Il fallut pourtant en arriver là. Monter un froid matin de mai sur cet univers branlant de planches et de toile qu'on appelle un vaisseau, transporter ses cent quatre-vingts livres dans les cales du monstre pour y souffrir mille morts moins par le mauvais temps que par l'humeur des filles qu'elle convoyait. Mais pouvait-elle laisser la pauvre duchesse seule et sans aide en face de tant d'inconnu et de périls ? Car Mme de Maudribourg, s'étant informée des besoins les plus pressés de la colonie, avait su qu'on y souhaitait des femmes pour les colons. En effet, les jeunes gens, là-bas, devaient être mariés, d'après ordre du roi, avant d'atteindre vingt ans. Faute de quoi, le père d'un récalcitrant damoiseau devait payer l'amende et se présenter tous les six mois devant l'autorité pour donner une justification à ce manquement. Récemment, l'intendant Carlon, homme à poigne, avait sorti une ordonnance interdisant aux Canadiens non mariés de chasser, de pêcher, commercer avec les Indiens ou s'enfoncer dans les bois sous un prétexte quelconque. D'Europe, le ministre Colbert ajoutait à l'ordonnance l'arrêté d'application que tous les objecteurs au mariage supporteraient un impôt spécial de célibataire. Ils seraient exclus de toutes distinctions ou de tous honneurs et porteraient, visiblement cousue à leur manche, une marque spéciale de leur infamie. À la suite de cette ordonnance, sur mille hommes célibataires à Québec, huit cents avaient pris les bois.

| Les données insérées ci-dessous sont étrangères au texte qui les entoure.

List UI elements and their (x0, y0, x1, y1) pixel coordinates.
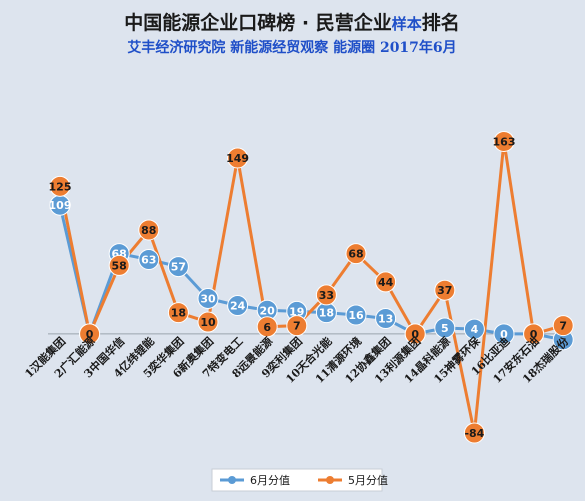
legend-box (211, 468, 383, 492)
data-point-s1-5 (167, 256, 189, 278)
data-label-s2-15: -84 (464, 427, 484, 440)
legend: 6月分值 5月分值 (211, 468, 388, 492)
data-label-s2-3: 58 (112, 259, 127, 272)
data-label-s2-9: 7 (293, 320, 301, 333)
data-label-s2-6: 10 (200, 316, 216, 329)
data-label-s2-11: 68 (348, 248, 363, 261)
data-point-s2-12 (375, 271, 397, 293)
data-point-s2-3 (108, 254, 130, 276)
chart-title: 中国能源企业口碑榜 · 民营企业样本排名 (124, 11, 459, 34)
data-point-s1-15 (463, 318, 485, 340)
data-point-s1-12 (375, 308, 397, 330)
data-label-s1-1: 109 (49, 199, 72, 212)
data-label-s1-10: 18 (319, 307, 334, 320)
data-label-s2-12: 44 (378, 276, 394, 289)
legend-label-1: 6月分值 (250, 474, 290, 487)
data-point-s2-2 (79, 323, 101, 345)
chart-subtitle: 艾丰经济研究院 新能源经贸观察 能源圈 2017年6月 (127, 39, 456, 56)
data-label-s1-11: 16 (348, 309, 364, 322)
data-point-s2-8 (256, 316, 278, 338)
data-point-s2-13 (404, 323, 426, 345)
data-label-s2-5: 18 (171, 307, 186, 320)
legend-label-2: 5月分值 (348, 474, 388, 487)
data-label-s2-17: 0 (530, 328, 538, 341)
data-point-s1-7 (227, 295, 249, 317)
data-label-s1-5: 57 (171, 261, 186, 274)
data-label-s2-14: 37 (437, 284, 452, 297)
legend-marker-2 (326, 476, 334, 484)
data-label-s2-7: 149 (226, 152, 249, 165)
legend-marker-1 (228, 476, 236, 484)
data-point-s2-14 (434, 279, 456, 301)
data-label-s2-10: 33 (319, 289, 334, 302)
data-point-s2-16 (493, 130, 515, 152)
data-label-s2-18: 7 (559, 320, 567, 333)
data-point-s2-9 (286, 315, 308, 337)
data-point-s1-11 (345, 304, 367, 326)
data-point-s2-5 (167, 302, 189, 324)
data-label-s1-16: 0 (500, 328, 508, 341)
data-point-s2-17 (523, 323, 545, 345)
data-label-s2-1: 125 (49, 180, 72, 193)
data-point-s2-11 (345, 243, 367, 265)
data-point-s1-14 (434, 317, 456, 339)
data-label-s1-12: 13 (378, 313, 393, 326)
data-point-s2-4 (138, 219, 160, 241)
data-point-s2-15 (463, 422, 485, 444)
chart-title-end: 排名 (422, 11, 460, 34)
data-label-s2-8: 6 (263, 321, 271, 334)
chart-title-main: 中国能源企业口碑榜 · 民营企业 (124, 11, 391, 34)
chart-title-suffix: 样本 (392, 15, 422, 33)
data-point-s2-7 (227, 147, 249, 169)
data-point-s1-4 (138, 249, 160, 271)
data-label-s2-13: 0 (411, 328, 419, 341)
data-point-s2-1 (49, 175, 71, 197)
data-label-s1-7: 24 (230, 300, 246, 313)
data-label-s1-8: 20 (260, 304, 276, 317)
data-label-s2-2: 0 (86, 328, 94, 341)
data-point-s1-6 (197, 287, 219, 309)
data-label-s1-4: 63 (141, 254, 156, 267)
data-point-s1-16 (493, 323, 515, 345)
data-point-s2-10 (315, 284, 337, 306)
data-label-s1-15: 4 (471, 323, 479, 336)
data-point-s2-18 (552, 315, 574, 337)
data-label-s2-16: 163 (493, 135, 516, 148)
data-label-s1-9: 19 (289, 305, 304, 318)
data-label-s2-4: 88 (141, 224, 156, 237)
data-point-s2-6 (197, 311, 219, 333)
data-label-s1-14: 5 (441, 322, 449, 335)
data-label-s1-6: 30 (200, 292, 216, 305)
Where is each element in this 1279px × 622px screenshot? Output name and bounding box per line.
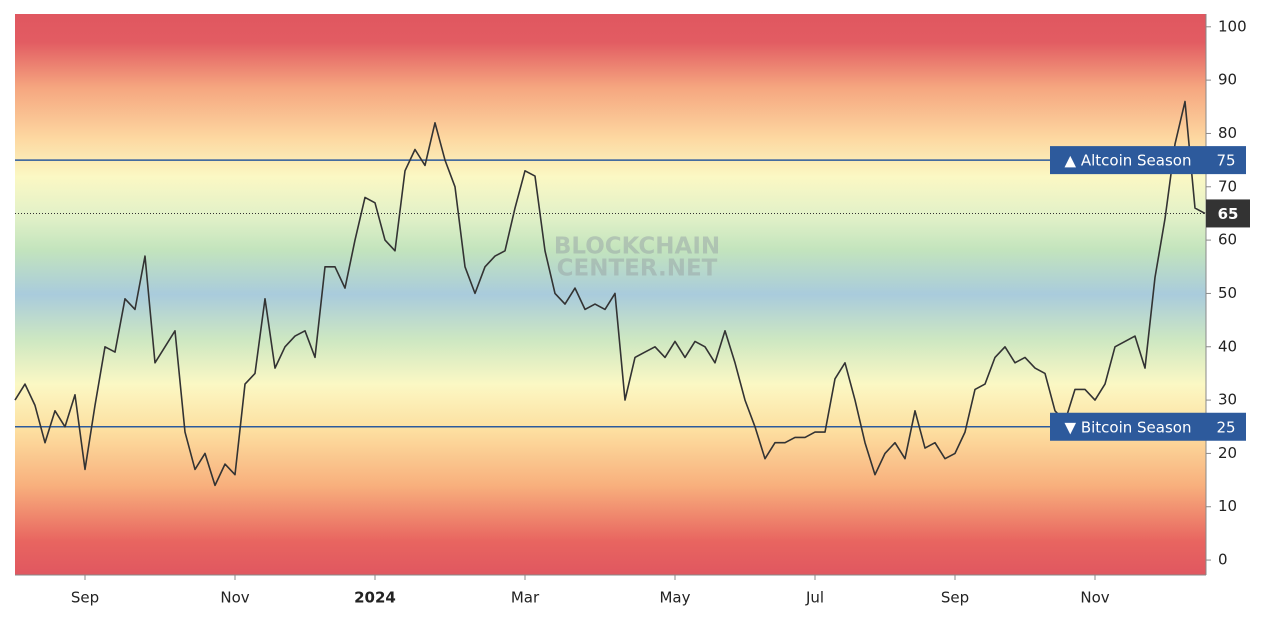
plot-background — [15, 14, 1206, 575]
reference-value-box — [1206, 412, 1246, 441]
x-tick-label: 2024 — [354, 589, 396, 607]
index-line — [14, 100, 1206, 487]
y-tick-label: 10 — [1218, 497, 1237, 515]
y-tick-label: 60 — [1218, 231, 1237, 249]
x-tick-label: Mar — [511, 589, 540, 607]
current-value-box — [1206, 199, 1250, 228]
y-tick-label: 20 — [1218, 444, 1237, 462]
reference-label-box — [1050, 146, 1206, 175]
reference-value: 25 — [1216, 418, 1235, 436]
y-tick-label: 0 — [1218, 551, 1228, 569]
y-tick-label: 50 — [1218, 284, 1237, 302]
y-tick-label: 100 — [1218, 17, 1247, 35]
y-tick-label: 90 — [1218, 71, 1237, 89]
y-tick-label: 70 — [1218, 177, 1237, 195]
reference-value-box — [1206, 146, 1246, 175]
x-tick-label: Sep — [941, 589, 969, 607]
y-tick-label: 40 — [1218, 337, 1237, 355]
x-tick-label: May — [659, 589, 690, 607]
y-tick-label: 80 — [1218, 124, 1237, 142]
watermark: BLOCKCHAIN — [554, 234, 720, 260]
current-value-label: 65 — [1218, 205, 1239, 223]
reference-label: ▲ Altcoin Season — [1065, 152, 1192, 170]
reference-value: 75 — [1216, 152, 1235, 170]
watermark: CENTER.NET — [557, 256, 718, 282]
y-tick-label: 30 — [1218, 391, 1237, 409]
x-tick-label: Jul — [805, 589, 824, 607]
reference-label-box — [1050, 412, 1206, 441]
x-tick-label: Nov — [220, 589, 249, 607]
x-tick-label: Nov — [1080, 589, 1109, 607]
x-tick-label: Sep — [71, 589, 99, 607]
reference-label: ▼ Bitcoin Season — [1065, 418, 1192, 436]
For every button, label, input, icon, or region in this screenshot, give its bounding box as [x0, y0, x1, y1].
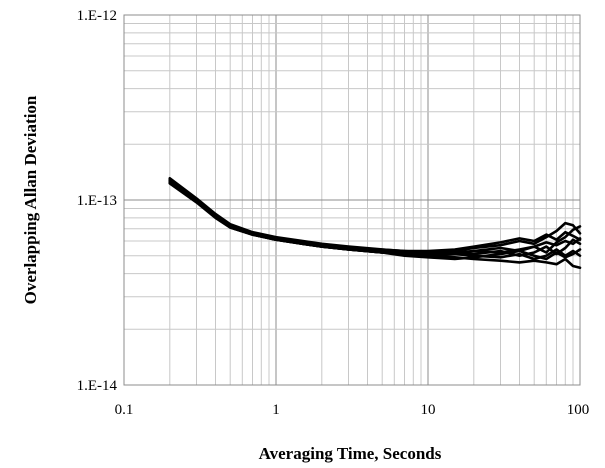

Peyrac était assez au courant de la question puisqu'il connaissait en Nicolas Perrot, Maupertuis et son fils, voire l'Aubignière, certaines des victimes directes de ces lois. Pour les deux cents fidèles qui restaient à Montréal et à Québec, résignés à leur sort, il fallait des femmes. Mme de Maudribourg voulut contribuer à cette noble tâche. Elle prit à sa charge un convoi de celles qu'on appelait des Filles du roi, les dota et, à l'imitation du « présent » royal que l'Administration était tenue de leur remettre, offrit la dépense de cent livres pour chaque fille, soit dix pour la levée, trente pour les hardes et soixante pour la traversée. Plus une cassette fermante, quatre chemises, un habit complet – manteau, jupe et jupon – bas, souliers, quatre mouchoirs de col, quatre cornettes, quatre bonnets, deux paires de manchettes, quatre mouchoirs de poche, une paire de gants de peau, une coiffe et un mouchoir de taffetas noir, sans oublier les peignes, brosses et autres menues merceries. Elles seraient ainsi chacune bien nanties pour plaire aux dociles célibataires qui les attendraient sur les quais de Québec en faisant la haie, dans leurs beaux atours et leurs gros souliers.